その13
「父さん! 父さんまでグルだったのかよ!」
穗澄の言葉にはっとして、杏梨は山我を振り返る。
「行きましょう。今は彼をとめるのが先よ」
杏梨は山我を見遣る。強い瞳で受けとめられ、杏梨は深く首肯した。
「ほ、穂澄! なんでお前がここに!」
美穂の父親、つまり穗澄の父親でもある彼が、穗澄を見て後退る。杏梨は急いで四人の中へと躍り込み、森宮と音喜多を睨み据えた。
「森宮先生! 音喜多先生! どういうことか説明してください! 美穂ちゃんを保護してたってどういうことですか?」
低い声で問うと、森宮が静かな口調で質問を返してくる。
「それを誰から?」
「山我先生です」
即答すると、森宮が盛大な溜め息を吐いた。
「達子さん、言わないでくれって言っておいたじゃないですか! 危ないことになりかねないから巻き込むのは良くないと言ったのは達子さんなのに」
愚痴る森宮に山我が不服げな声をあげる。
「そんなこと言ったって、思った以上に粘り強い子だったんだもの。実際真実に近づいてきていたし。事によってはこちら側についてくれるかも、とも思ったのよ」
二人の会話を聞いて、真っ先に口を開いたのは隆行だった。
「むしろ最初からきちんと説明してくれたらよかったんですよ。うちの姪っ子はそういう機微のわかる子ですから」
若干憤慨したように言葉を紡ぐ隆行へ、森宮が尋ねる。
「清掃員の浅間さん。いえ、探偵さん、ですよね?」
「はい」
問われて素直に首肯する隆行へ、森宮が頭を垂れた。
「大切な姪である杏梨さんを巻き込んでしまい申し訳ございませんでした」
「いいえ。それはこの子が自分で考えて決めたことですから」
隆行が森宮へ告げると、森宮が一瞬顔をあげ、再度一礼した。
「叔父さん……。森宮先生……」
杏梨は二人の言葉に何も言えなくなる。ただ、迷惑をかけたことだけは確かだと理解していた。けれど、どう詫びたらいいのかもわからない。わからないながらも、森宮へ近づいた時だ。

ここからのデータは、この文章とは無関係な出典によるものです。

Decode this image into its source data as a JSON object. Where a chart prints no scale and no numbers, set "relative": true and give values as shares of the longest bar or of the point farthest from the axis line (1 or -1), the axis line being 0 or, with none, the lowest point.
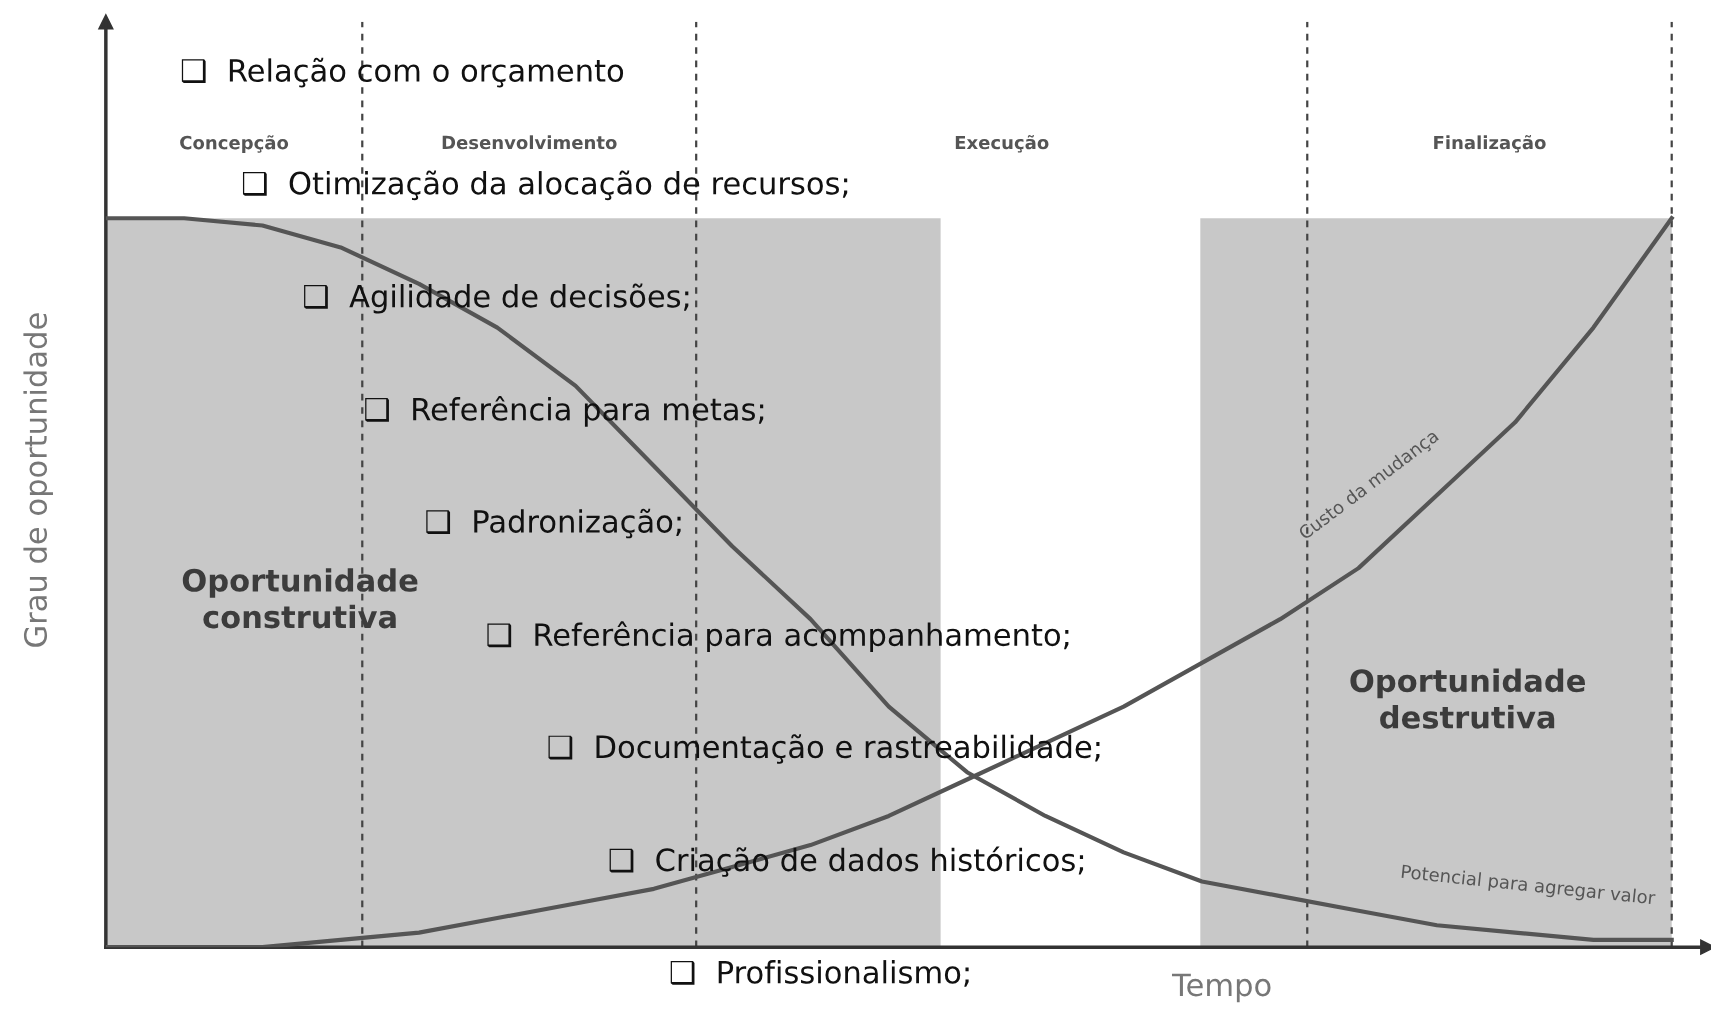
{
  "chart_data": {
    "type": "line",
    "relative": true,
    "xlabel": "Tempo",
    "ylabel": "Grau de oportunidade",
    "categories": [
      null,
      null,
      null,
      null,
      null,
      null,
      null,
      null,
      null,
      null,
      null,
      null,
      null,
      null,
      null,
      null,
      null,
      null,
      null,
      null,
      null
    ],
    "series": [
      {
        "name": "Potencial para agregar valor",
        "color": "#555555",
        "values": [
          1.0,
          1.0,
          0.99,
          0.96,
          0.91,
          0.85,
          0.77,
          0.66,
          0.55,
          0.45,
          0.33,
          0.24,
          0.18,
          0.13,
          0.09,
          0.07,
          0.05,
          0.03,
          0.02,
          0.01,
          0.01
        ]
      },
      {
        "name": "Custo da mudança",
        "color": "#555555",
        "values": [
          0,
          0,
          0,
          0.01,
          0.02,
          0.04,
          0.06,
          0.08,
          0.11,
          0.14,
          0.18,
          0.23,
          0.28,
          0.33,
          0.39,
          0.45,
          0.52,
          0.62,
          0.72,
          0.85,
          1.0
        ]
      }
    ],
    "annotations": [
      "Concepção",
      "Desenvolvimento",
      "Execução",
      "Finalização",
      "Oportunidade\nconstrutiva",
      "Oportunidade\ndestrutiva",
      "❑  Relação com o orçamento",
      "❑  Otimização da alocação de recursos;",
      "❑  Agilidade de decisões;",
      "❑  Referência para metas;",
      "❑  Padronização;",
      "❑  Referência para acompanhamento;",
      "❑  Documentação e rastreabilidade;",
      "❑  Criação de dados históricos;",
      "❑  Profissionalismo;"
    ],
    "legend": false,
    "marker": "none",
    "line_style": "solid"
  }
}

「私のせいです! 私が娘の話をきちんと聞いて対処していれば、こんなことには……」
美穂の父親が項垂れた。それに反応したのは穗澄だ。
「父さん! ちゃんと説明してくれ! 美穂は、姉さんは今どこにいるんだよ!」
俯いている父親の肩を掴み、強く揺する。そんな穗澄を隆行がとめようとした次の瞬間、悲痛な叫び声が聞えてきた。

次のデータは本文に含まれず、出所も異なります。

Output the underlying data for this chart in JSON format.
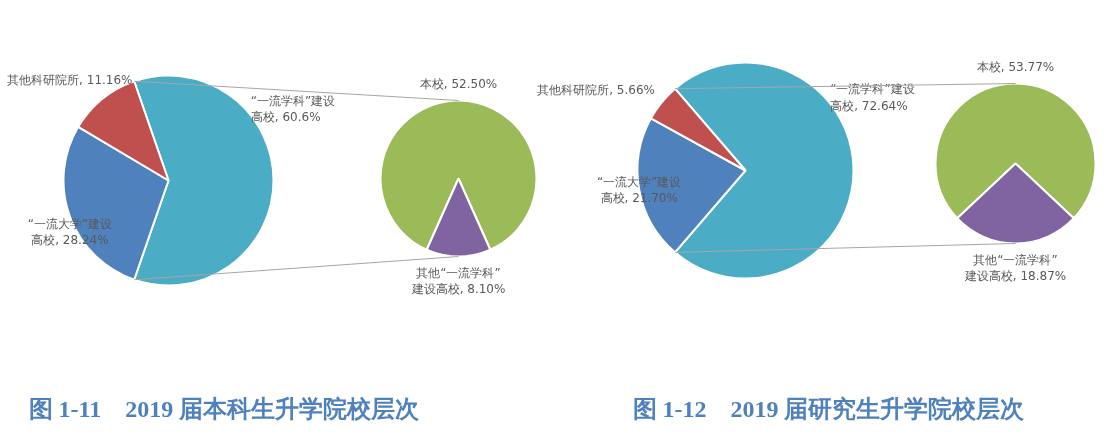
{
  "chart_data": [
    {
      "type": "pie",
      "title": "图 1-11　2019 届本科生升学院校层次",
      "categories": [
        "“一流学科”建设高校",
        "“一流大学”建设高校",
        "其他科研院所"
      ],
      "values": [
        60.6,
        28.24,
        11.16
      ],
      "colors": [
        "#4bacc6",
        "#4f81bd",
        "#c0504d"
      ],
      "value_labels": [
        "60.6%",
        "28.24%",
        "11.16%"
      ]
    },
    {
      "type": "pie",
      "categories": [
        "本校",
        "其他“一流学科”建设高校"
      ],
      "values": [
        52.5,
        8.1
      ],
      "colors": [
        "#9bbb59",
        "#8064a2"
      ],
      "value_labels": [
        "52.50%",
        "8.10%"
      ]
    },
    {
      "type": "pie",
      "title": "图 1-12　2019 届研究生升学院校层次",
      "categories": [
        "“一流学科”建设高校",
        "“一流大学”建设高校",
        "其他科研院所"
      ],
      "values": [
        72.64,
        21.7,
        5.66
      ],
      "colors": [
        "#4bacc6",
        "#4f81bd",
        "#c0504d"
      ],
      "value_labels": [
        "72.64%",
        "21.70%",
        "5.66%"
      ]
    },
    {
      "type": "pie",
      "categories": [
        "本校",
        "其他“一流学科”建设高校"
      ],
      "values": [
        53.77,
        18.87
      ],
      "colors": [
        "#9bbb59",
        "#8064a2"
      ],
      "value_labels": [
        "53.77%",
        "18.87%"
      ]
    }
  ]
}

「先生! 助けて! 友達に見つかっちゃったの! ……って、穂澄! なんで!」
飛び込んできたのは美穂本人だった。
「姉さん!」
穗澄が歓喜の表情を浮かべるのと同時に、美穂の後方から騒がしい声が聞えてきた。
『美穂!』
「美穂ちゃん!」
新たにやって来たのは千奈津と妹尾、それから高間だった。どうやって美穂を見つけたのかは謎だが、二人は独自に美穂のことを追ってくれていたのかもしれない。
「美穂ちゃん? なんでここに!」
杏梨は問いかけるが、美穂からの返事はない。代わりに千奈津が美穂の肩を捕らえた。